Старик Сергей Тимофеевич Аксаков, которого мы так любим за его «Семейную хронику», в то время еще не выступил как романист на литературное поприще; он служил, ревностно посещал театр, интересовался очень литературой, любил собирать около себя литераторов и ученых, но вовсе не затем, чтобы между ними первенствовать; он был, в общем, добрейший барин и большой патриот; любил простоту помещичьей жизни в деревне, любил Царь-пушку и Царь-колокол, а также Загоскина и с умилением ходил на Воробьевы горы посмотреть на матушку Москву, с того самого места, с которого на нее смотрел Наполеон с двунадесятью языками.
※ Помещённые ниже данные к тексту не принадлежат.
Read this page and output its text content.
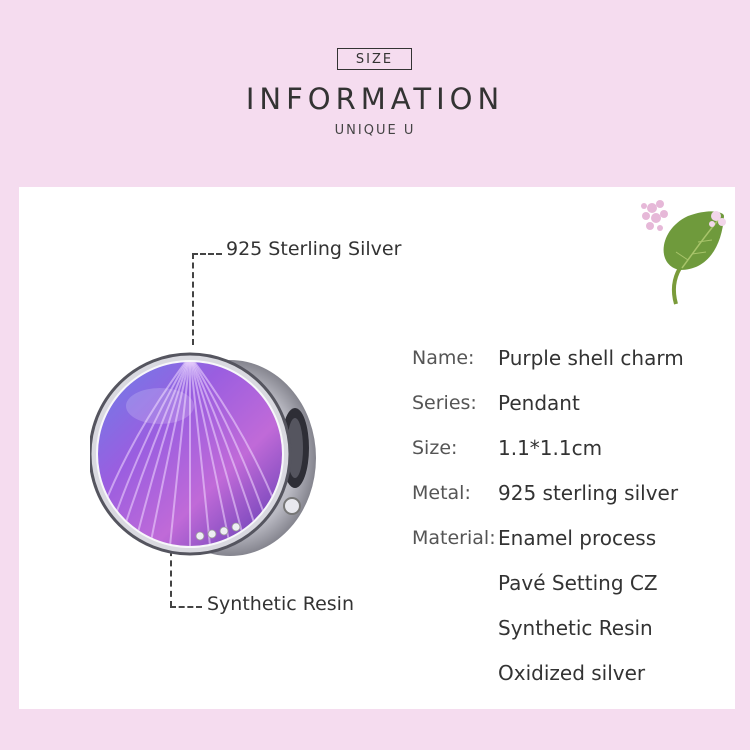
SIZE
INFORMATION
UNIQUE U
925 Sterling Silver
Synthetic Resin
Name: Purple shell charm
Series: Pendant
Size: 1.1*1.1cm
Metal: 925 sterling silver
Material: Enamel process
Pavé Setting CZ
Synthetic Resin
Oxidized silver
Славянофильского, в настоящем смысле этого слова, в нем было очень мало; к отвлеченной мысли он был вообще довольно равнодушен, не строил никаких систем, ни патриотических, ни философских, но, конечно, любил Россию своей наивной и чистой душой. Он, вероятно, сам очень удивился, когда ему его сыновья сказали, что он «славянофил»… Гоголь любил старика и, конечно, больше всего за его сердце.
Старший сын Аксакова – Константин, который был на десять лет моложе Гоголя, обладал, бесспорно, оригинальным и очень сильным умом. Позднее он играл видную роль в истории нашего самосознания, но пока был молодым романтиком, ревностным учеником немецких философов и также сентиментальным русским патриотом. Он был влюблен в Гоголя, молился на него, хотя и вступал с ним в споры. Гоголь относился к нему несколько свысока, отдавал ему в душе должное, возлагал на него большие надежды, но сохранял по отношению к нему покровительственный тон – как видно из его писем. Энтузиазм Константина Аксакова, пафос его речи и горячность в суждениях никогда особого впечатления на Гоголя не производили. Молодой философ был в его глазах все-таки пока еще незрелым человеком.